Старик приставил к глазам ладонь, посмотрел на воеводу; видимо, удовлетворенный тем, что к нему обратился витязь, поднялся и подошел ближе.

— Шли мы в Медвецкий погост, туда ли выбрались?

— Туда. Погост наш Медвецким зовут.

— Жив ли в вашем погосте мастер Левоник?

Услыхав свое имя, Левоник пристально взглянул на воеводу. Статный молодец в кольчуге и шеломе, стоит он, держа в поводу коня. Через плечо витязя, на кожаной перевязи, меч с оправленной в литую медь рукоятью. Поодаль три отрока в кольчугах оперлись на копья.

— Сам-то чей, витязь? Кому нужен мастер Левоник?

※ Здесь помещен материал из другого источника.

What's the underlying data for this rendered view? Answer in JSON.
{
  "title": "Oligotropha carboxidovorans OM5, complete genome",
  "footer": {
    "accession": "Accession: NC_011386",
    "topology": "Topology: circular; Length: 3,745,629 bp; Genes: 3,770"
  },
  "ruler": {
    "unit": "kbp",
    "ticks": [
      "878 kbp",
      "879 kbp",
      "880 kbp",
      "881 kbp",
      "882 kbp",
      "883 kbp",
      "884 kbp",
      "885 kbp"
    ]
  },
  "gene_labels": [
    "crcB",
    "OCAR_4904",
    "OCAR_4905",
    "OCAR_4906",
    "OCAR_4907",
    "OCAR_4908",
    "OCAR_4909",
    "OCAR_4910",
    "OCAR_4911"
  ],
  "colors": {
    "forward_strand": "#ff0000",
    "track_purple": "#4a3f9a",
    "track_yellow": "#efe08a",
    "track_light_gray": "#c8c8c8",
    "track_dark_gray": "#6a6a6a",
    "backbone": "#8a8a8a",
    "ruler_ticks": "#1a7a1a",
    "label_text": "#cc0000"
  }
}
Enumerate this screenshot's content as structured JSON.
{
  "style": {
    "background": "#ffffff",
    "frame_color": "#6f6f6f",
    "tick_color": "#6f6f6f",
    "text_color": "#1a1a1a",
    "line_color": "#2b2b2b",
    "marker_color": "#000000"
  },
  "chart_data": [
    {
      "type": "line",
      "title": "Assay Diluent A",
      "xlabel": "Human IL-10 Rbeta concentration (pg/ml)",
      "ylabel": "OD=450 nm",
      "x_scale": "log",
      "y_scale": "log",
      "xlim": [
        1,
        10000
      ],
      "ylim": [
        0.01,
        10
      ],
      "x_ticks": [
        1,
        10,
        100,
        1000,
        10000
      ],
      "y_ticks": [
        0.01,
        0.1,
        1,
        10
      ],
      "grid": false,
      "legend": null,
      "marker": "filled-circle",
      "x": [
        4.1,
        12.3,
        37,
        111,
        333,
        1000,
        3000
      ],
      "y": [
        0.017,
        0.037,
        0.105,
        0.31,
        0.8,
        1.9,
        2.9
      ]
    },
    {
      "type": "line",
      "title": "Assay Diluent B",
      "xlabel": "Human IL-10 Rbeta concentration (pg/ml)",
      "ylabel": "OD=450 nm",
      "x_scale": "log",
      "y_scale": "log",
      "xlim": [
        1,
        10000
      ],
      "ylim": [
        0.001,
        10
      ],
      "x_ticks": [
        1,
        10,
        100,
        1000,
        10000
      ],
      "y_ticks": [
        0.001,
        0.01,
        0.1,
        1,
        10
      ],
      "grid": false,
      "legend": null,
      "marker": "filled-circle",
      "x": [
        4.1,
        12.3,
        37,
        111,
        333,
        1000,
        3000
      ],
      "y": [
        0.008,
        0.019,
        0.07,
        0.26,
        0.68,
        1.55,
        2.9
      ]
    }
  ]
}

— По указу князя Александра Ярославича прибыл я на погост ваш говорить с домниками и кричными мастерами.

— Княжий воевода?

— Так зовусь.

— А и молод ты, витязь, по бороде не признал бы. Левоник-то я, осударь-воевода, — открыл себя мастер. — Да вот с той поры, как побывал на погосте правитель вотчинный, ноги меня худо носят. Впервой нынче из избы выбрался.

— Прости, мастер, — Олексич шагнул ближе к Левонику. — Не встречал тебя раньше. И людей на погосте не видно…

— Хлеба убирает народ, — объяснил Левоник безлюдие улицы. — Разве что старосте молвить, звонили бы в било.

Левоник, довольный тем, что княжий воевода назвал его по имени, обрел прежнее достоинство кричника. Он вернулся к избе, постучал в подоконницу и позвал:

— Путко! Выбеги, голубок, дело есть.

Подождал. Когда Путко появился на улице, что-то сказал ему. Путко, сделав крюк, чтобы взглянуть поближе на княжих дружинников и на коней их, побежал вдоль улицы. На обратном пути к воеводе Левоник шагал бодро, не опираясь на палку. Остановясь, он поправил на волосах ремешок.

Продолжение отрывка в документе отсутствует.